Question

A playground merry-go-round is at rest, pivoted about a friend's axis. A child of mass m runs on the ground along the path tangential to the rim with speed v and jumps on-to-merry go round. If R is the Radius of a merry-go-round and I is the moment of inertia, then the angular velocity of the merry-go-round and the child is:

Answer 1

Hint: As the direction of motion of the girl sitting on the merry-go-round is constantly varying, even though the speed is being constant, the velocity at each instant is found to be varying. This vector quantity varying due to the change in direction of motion makes the body have acceleration. Therefore the girl sitting in a merry-go-round is found to be moving with acceleration.

Complete step by step answer:
A playground merry-go-round is at rest, upon a frictionless axis that is there is no external torque acting on the system, angular momentum is conserved.

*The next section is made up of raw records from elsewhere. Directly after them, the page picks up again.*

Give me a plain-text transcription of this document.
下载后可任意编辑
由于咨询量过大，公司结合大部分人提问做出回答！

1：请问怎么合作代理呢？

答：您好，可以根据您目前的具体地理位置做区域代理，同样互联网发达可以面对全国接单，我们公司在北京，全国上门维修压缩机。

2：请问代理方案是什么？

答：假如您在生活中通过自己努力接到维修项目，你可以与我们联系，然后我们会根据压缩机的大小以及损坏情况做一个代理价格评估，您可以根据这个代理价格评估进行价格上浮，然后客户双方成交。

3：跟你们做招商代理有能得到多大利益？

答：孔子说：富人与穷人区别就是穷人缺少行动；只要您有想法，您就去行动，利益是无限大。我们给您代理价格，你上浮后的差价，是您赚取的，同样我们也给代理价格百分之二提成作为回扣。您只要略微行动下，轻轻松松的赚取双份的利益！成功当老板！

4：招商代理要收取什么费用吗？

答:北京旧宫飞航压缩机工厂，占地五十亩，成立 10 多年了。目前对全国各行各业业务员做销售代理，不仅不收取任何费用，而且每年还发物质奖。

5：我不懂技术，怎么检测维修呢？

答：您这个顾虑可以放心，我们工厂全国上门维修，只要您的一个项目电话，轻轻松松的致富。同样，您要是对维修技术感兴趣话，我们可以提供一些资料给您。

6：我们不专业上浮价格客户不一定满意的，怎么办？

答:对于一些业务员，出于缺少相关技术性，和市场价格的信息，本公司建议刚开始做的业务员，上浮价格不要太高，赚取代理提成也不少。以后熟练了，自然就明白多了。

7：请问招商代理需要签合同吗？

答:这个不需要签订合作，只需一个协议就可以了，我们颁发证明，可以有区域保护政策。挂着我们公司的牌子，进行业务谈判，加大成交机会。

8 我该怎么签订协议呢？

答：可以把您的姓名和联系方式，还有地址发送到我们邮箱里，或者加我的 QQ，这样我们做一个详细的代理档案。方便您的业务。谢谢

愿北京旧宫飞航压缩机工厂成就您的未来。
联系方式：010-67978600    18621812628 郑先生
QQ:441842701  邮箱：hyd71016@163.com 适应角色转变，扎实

\[ \Rightarrow \;{{\rm{L}}_i}\; = \;{{\rm{L}}_f}\;\]
$ \Rightarrow \;{\rm{mvR}}\; + \,0 = \left( {{\rm{I + m}}{{\rm{R}}^2}} \right)\;\omega $
Here ${\rm{mvR}}$ is the angular momentum.
If an object is with a massive moment of inertia ${\rm{I}}$, such as Earth, it has a very large angular momentum. An object with large angular velocity $\omega $, such as a centrifuge, also has a rather large angular momentum.
The child's momentum to the center of the merry-go-round and angular momentum of the merry-go-round is zero initially since it is at rest.
$ \Rightarrow \omega \,{\rm{ = }}\dfrac{{{\rm{mvR}}}}{{\left( {{\rm{I + m}}{{\rm{R}}^{\rm{2}}}} \right)}}$
Where,
M= Mass
V= Velocity
R= Radius
I= moment of inertia

Note: Angular momentum- A rigid object's angular momentum is defined as the product of both the moment of inertia and angular velocity.
 Angular Momentum = (moment of inertia) (angular velocity)
 i) Angular momentum of the merry-go-round is zero initially since it is at rest.
ii) If R is the Radius of the merry-go-round and I is its moment of inertia, then the angular velocity of the merry-go-round and child is zero (pivoted).